Whether it was the mighty Tenth Symphony of Dmitri Shostakovich or the Scottish premiere of Mark-Anthony Turnage’s percussion concerto with Colin Currie, remembering composer Steve Martland, that drew the audience, I cannot say, by the City Hall was very full on Thursday evening. The concert began with the oldest work on the programme, Stravinsky’s Symphonies of wind instruments, a suitable precursor to the Shostakovich, which also features those soloists in multiple combinations as it unfolds. The orchestra’s latest signing, piccolo specialist Luke Russell, could hardly have asked for better music to play for his first appearance on the staff payroll.
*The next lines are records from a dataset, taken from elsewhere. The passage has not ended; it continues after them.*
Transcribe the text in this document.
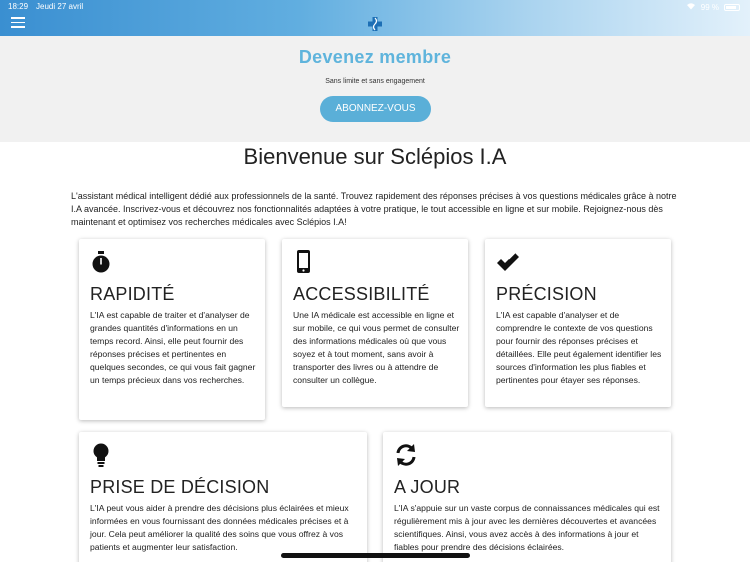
18:29 Jeudi 27 avril	99 %
Devenez membre
Sans limite et sans engagement
ABONNEZ-VOUS
Bienvenue sur Sclépios I.A
L'assistant médical intelligent dédié aux professionnels de la santé. Trouvez rapidement des réponses précises à vos questions médicales grâce à notre I.A avancée. Inscrivez-vous et découvrez nos fonctionnalités adaptées à votre pratique, le tout accessible en ligne et sur mobile. Rejoignez-nous dès maintenant et optimisez vos recherches médicales avec Sclépios I.A!
RAPIDITÉ

L'IA est capable de traiter et d'analyser de grandes quantités d'informations en un temps record. Ainsi, elle peut fournir des réponses précises et pertinentes en quelques secondes, ce qui vous fait gagner un temps précieux dans vos recherches.

ACCESSIBILITÉ

Une IA médicale est accessible en ligne et sur mobile, ce qui vous permet de consulter des informations médicales où que vous soyez et à tout moment, sans avoir à transporter des livres ou à attendre de consulter un collègue.

PRÉCISION

L'IA est capable d'analyser et de comprendre le contexte de vos questions pour fournir des réponses précises et détaillées. Elle peut également identifier les sources d'information les plus fiables et pertinentes pour étayer ses réponses.

PRISE DE DÉCISION

L'IA peut vous aider à prendre des décisions plus éclairées et mieux informées en vous fournissant des données médicales précises et à jour. Cela peut améliorer la qualité des soins que vous offrez à vos patients et augmenter leur satisfaction.

A JOUR

L'IA s'appuie sur un vaste corpus de connaissances médicales qui est régulièrement mis à jour avec les dernières découvertes et avancées scientifiques. Ainsi, vous avez accès à des informations à jour et fiables pour prendre des décisions éclairées.
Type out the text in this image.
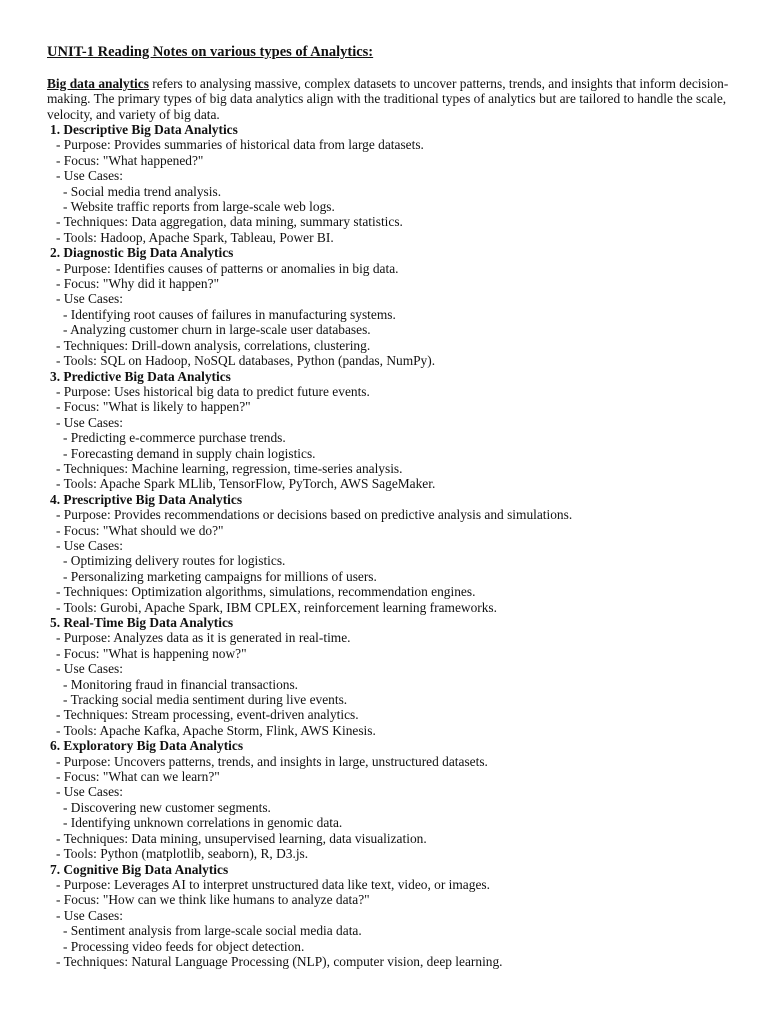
UNIT-1 Reading Notes on various types of Analytics:
Big data analytics refers to analysing massive, complex datasets to uncover patterns, trends, and insights that inform decision-making. The primary types of big data analytics align with the traditional types of analytics but are tailored to handle the scale, velocity, and variety of big data.
1. Descriptive Big Data Analytics
- Purpose: Provides summaries of historical data from large datasets.
- Focus: "What happened?"
- Use Cases:
- Social media trend analysis.
- Website traffic reports from large-scale web logs.
- Techniques: Data aggregation, data mining, summary statistics.
- Tools: Hadoop, Apache Spark, Tableau, Power BI.
2. Diagnostic Big Data Analytics
- Purpose: Identifies causes of patterns or anomalies in big data.
- Focus: "Why did it happen?"
- Use Cases:
- Identifying root causes of failures in manufacturing systems.
- Analyzing customer churn in large-scale user databases.
- Techniques: Drill-down analysis, correlations, clustering.
- Tools: SQL on Hadoop, NoSQL databases, Python (pandas, NumPy).
3. Predictive Big Data Analytics
- Purpose: Uses historical big data to predict future events.
- Focus: "What is likely to happen?"
- Use Cases:
- Predicting e-commerce purchase trends.
- Forecasting demand in supply chain logistics.
- Techniques: Machine learning, regression, time-series analysis.
- Tools: Apache Spark MLlib, TensorFlow, PyTorch, AWS SageMaker.
4. Prescriptive Big Data Analytics
- Purpose: Provides recommendations or decisions based on predictive analysis and simulations.
- Focus: "What should we do?"
- Use Cases:
- Optimizing delivery routes for logistics.
- Personalizing marketing campaigns for millions of users.
- Techniques: Optimization algorithms, simulations, recommendation engines.
- Tools: Gurobi, Apache Spark, IBM CPLEX, reinforcement learning frameworks.
5. Real-Time Big Data Analytics
- Purpose: Analyzes data as it is generated in real-time.
- Focus: "What is happening now?"
- Use Cases:
- Monitoring fraud in financial transactions.
- Tracking social media sentiment during live events.
- Techniques: Stream processing, event-driven analytics.
- Tools: Apache Kafka, Apache Storm, Flink, AWS Kinesis.
6. Exploratory Big Data Analytics
- Purpose: Uncovers patterns, trends, and insights in large, unstructured datasets.
- Focus: "What can we learn?"
- Use Cases:
- Discovering new customer segments.
- Identifying unknown correlations in genomic data.
- Techniques: Data mining, unsupervised learning, data visualization.
- Tools: Python (matplotlib, seaborn), R, D3.js.
7. Cognitive Big Data Analytics
- Purpose: Leverages AI to interpret unstructured data like text, video, or images.
- Focus: "How can we think like humans to analyze data?"
- Use Cases:
- Sentiment analysis from large-scale social media data.
- Processing video feeds for object detection.
- Techniques: Natural Language Processing (NLP), computer vision, deep learning.
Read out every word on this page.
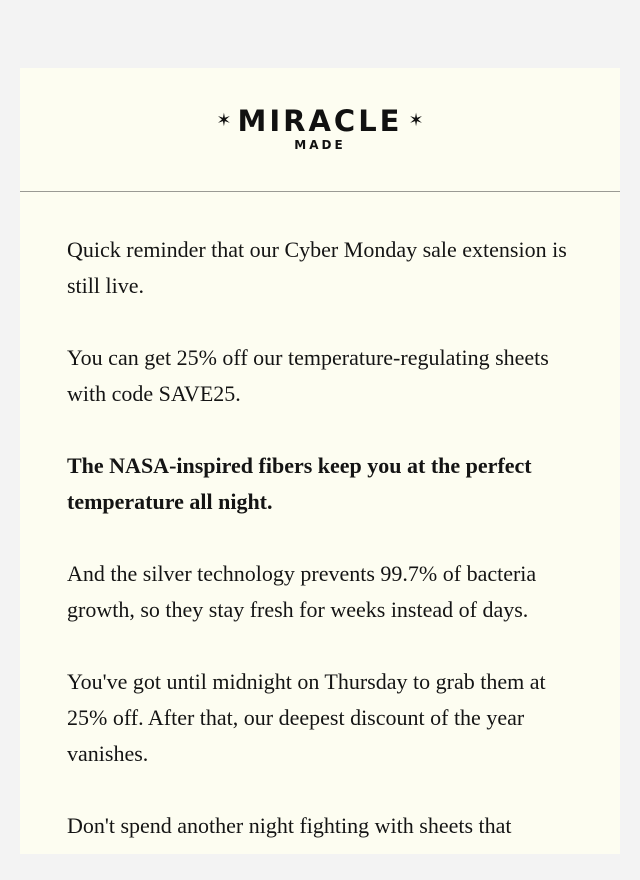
✶ MIRACLE ✶
MADE

Quick reminder that our Cyber Monday sale extension is still live.

You can get 25% off our temperature-regulating sheets with code SAVE25.

The NASA-inspired fibers keep you at the perfect temperature all night.

And the silver technology prevents 99.7% of bacteria growth, so they stay fresh for weeks instead of days.

You've got until midnight on Thursday to grab them at 25% off. After that, our deepest discount of the year vanishes.

Don't spend another night fighting with sheets that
Composer Steve Martland died of a heart attack six years ago, and Turnage’s Martland Memorial is a very personal work for both himself and its soloist, who were good friends. That much is apparent in a work that is very much in his spirit if musically dissimilar, contriving to be both elegiac and great fun, often at the same time. Requiring the sort of busy performance at which Currie excels, it culminates in a one-man duo on both vibraphone and marimba, after running through the full gamut of big and small drums and gongs and a full basket of percussion “toys”, swanee whistle and bird calls included.
Decoding Shostakovich is fascinating, but can be a distraction from the music itself. Brabbins took his time to shape the Tenth with the two-paced finale always on the horizon, concentrating on the best expression of all the instrumental colours he produces along the way. This was not perhaps the most powerful account of the symphony that you might hear, but richly rewarding in all its details, with the strings really hitting top form from the third movement to the last bars.